Sun, Jul 24, 2016 - Page 3 News List

Deer ‘detention center’ proposed for Kenting

By Tsai Tsung-hsien and Jake Chung  /  Staff reporter, with staff writer

Pingtung County’s Manzhou Township (滿州) Mayor Chuang Chi-wen (莊期文) proposed corralling Formosan sika deer living in the Kenting (墾丁) region after repeated complaints over the agricultural damage caused by the deer have gone unanswered by the government.

There are about 2,000 Formosan sika deer in the region, many of which are moving north, presumably due to a shortage of food caused by overpopulation, the Manzhou Township Council said.
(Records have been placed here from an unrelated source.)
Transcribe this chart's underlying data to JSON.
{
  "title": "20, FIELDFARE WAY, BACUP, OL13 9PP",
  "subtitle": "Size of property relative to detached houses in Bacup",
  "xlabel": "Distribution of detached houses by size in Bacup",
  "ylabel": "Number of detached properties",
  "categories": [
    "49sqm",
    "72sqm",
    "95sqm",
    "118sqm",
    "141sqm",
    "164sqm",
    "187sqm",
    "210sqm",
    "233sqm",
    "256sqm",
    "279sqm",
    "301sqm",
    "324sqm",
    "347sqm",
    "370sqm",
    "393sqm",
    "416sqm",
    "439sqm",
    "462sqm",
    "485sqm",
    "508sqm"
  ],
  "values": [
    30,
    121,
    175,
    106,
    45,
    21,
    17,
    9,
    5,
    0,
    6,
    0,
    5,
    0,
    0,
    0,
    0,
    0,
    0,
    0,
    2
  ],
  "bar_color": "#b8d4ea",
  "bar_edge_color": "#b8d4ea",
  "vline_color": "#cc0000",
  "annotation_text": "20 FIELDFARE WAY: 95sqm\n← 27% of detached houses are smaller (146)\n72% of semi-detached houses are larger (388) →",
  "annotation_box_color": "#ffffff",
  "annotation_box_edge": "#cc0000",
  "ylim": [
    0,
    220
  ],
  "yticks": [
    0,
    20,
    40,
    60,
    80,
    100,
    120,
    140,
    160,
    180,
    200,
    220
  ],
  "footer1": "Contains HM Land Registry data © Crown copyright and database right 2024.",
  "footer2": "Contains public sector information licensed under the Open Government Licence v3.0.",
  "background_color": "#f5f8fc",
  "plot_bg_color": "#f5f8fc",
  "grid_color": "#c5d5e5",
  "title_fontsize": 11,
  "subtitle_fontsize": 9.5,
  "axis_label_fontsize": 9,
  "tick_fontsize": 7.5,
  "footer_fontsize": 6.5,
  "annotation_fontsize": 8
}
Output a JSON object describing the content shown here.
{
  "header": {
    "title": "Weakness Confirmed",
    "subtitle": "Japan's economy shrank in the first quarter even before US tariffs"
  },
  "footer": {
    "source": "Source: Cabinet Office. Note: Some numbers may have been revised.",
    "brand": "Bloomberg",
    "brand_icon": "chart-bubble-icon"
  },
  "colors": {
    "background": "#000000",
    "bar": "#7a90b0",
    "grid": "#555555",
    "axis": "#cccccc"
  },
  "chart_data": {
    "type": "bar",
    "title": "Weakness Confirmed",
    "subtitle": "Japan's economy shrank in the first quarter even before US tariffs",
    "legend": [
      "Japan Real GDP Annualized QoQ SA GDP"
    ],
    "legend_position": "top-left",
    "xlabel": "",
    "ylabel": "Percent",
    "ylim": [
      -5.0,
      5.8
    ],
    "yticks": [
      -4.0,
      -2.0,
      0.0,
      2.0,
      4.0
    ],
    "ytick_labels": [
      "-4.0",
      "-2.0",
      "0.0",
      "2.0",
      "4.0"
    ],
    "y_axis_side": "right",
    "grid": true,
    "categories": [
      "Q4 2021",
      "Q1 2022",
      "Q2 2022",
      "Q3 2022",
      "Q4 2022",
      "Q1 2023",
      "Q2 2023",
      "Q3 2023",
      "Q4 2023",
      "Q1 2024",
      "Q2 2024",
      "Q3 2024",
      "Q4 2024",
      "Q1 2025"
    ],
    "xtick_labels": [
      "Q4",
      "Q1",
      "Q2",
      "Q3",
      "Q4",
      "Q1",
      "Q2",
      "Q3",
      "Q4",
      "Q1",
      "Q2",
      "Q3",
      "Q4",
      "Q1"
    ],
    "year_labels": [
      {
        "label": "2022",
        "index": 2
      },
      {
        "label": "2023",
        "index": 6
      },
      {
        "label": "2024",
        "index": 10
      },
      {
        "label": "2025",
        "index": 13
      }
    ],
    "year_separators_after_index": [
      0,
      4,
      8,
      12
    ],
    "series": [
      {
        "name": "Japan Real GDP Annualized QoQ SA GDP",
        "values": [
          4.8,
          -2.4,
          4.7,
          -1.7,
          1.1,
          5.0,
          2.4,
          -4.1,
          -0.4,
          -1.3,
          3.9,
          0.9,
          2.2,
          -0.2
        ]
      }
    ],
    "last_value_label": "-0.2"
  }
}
Large groups of deer have moved into the vicinity of Donggang Township (東港) and have been seen near black soya bean and dragon fruit farms, Chuang said, adding that any further movements to the north — toward the Nanjenshan (南仁山) Ecological Conservation Area — would be an ecological disaster for Kenting National Park.

The “errant deer” must be detained, Chuang said.

Chuang proposed that a “detention center” be established to contain deer caught on agricultural lands, adding that the center should be open to tourists so that it could generate funds that would be distributed to farmers as compensation for their losses.

He said that the concept was modeled after modern correction facilities, where criminals serving their sentences produce goods, such as handcrafted items or soy sauce, to be sold.

The township is also considering the possibility of sterilizing captured male deer to help control their population, Chuang said.

The parks built for the conservation of Formosan sika deer are mostly empty, while wild deer are causing damage to farms, Chuang said.

The township has earmarked a certain amount of money for the construction of facilities to contain sika deer that have ventured into fields, Chuang said, adding that the deer are to be captured using non-lethal methods.

Kenting National Park Administration Office Director Liu Pei-tung (劉培東) said the office could only provide aid in the form of setting up barriers around farms.

Academics are looking for solutions, such as short-term contraceptive medication, to be used on the deer, Liu said, adding that the office is also looking into improved methods of setting up barriers to prevent the deer from venturing into fields.

The office said it is willing to let the township go ahead with its plan, but added that the township might want to conduct research on how to capture the deer and increase the funds it set aside for the center.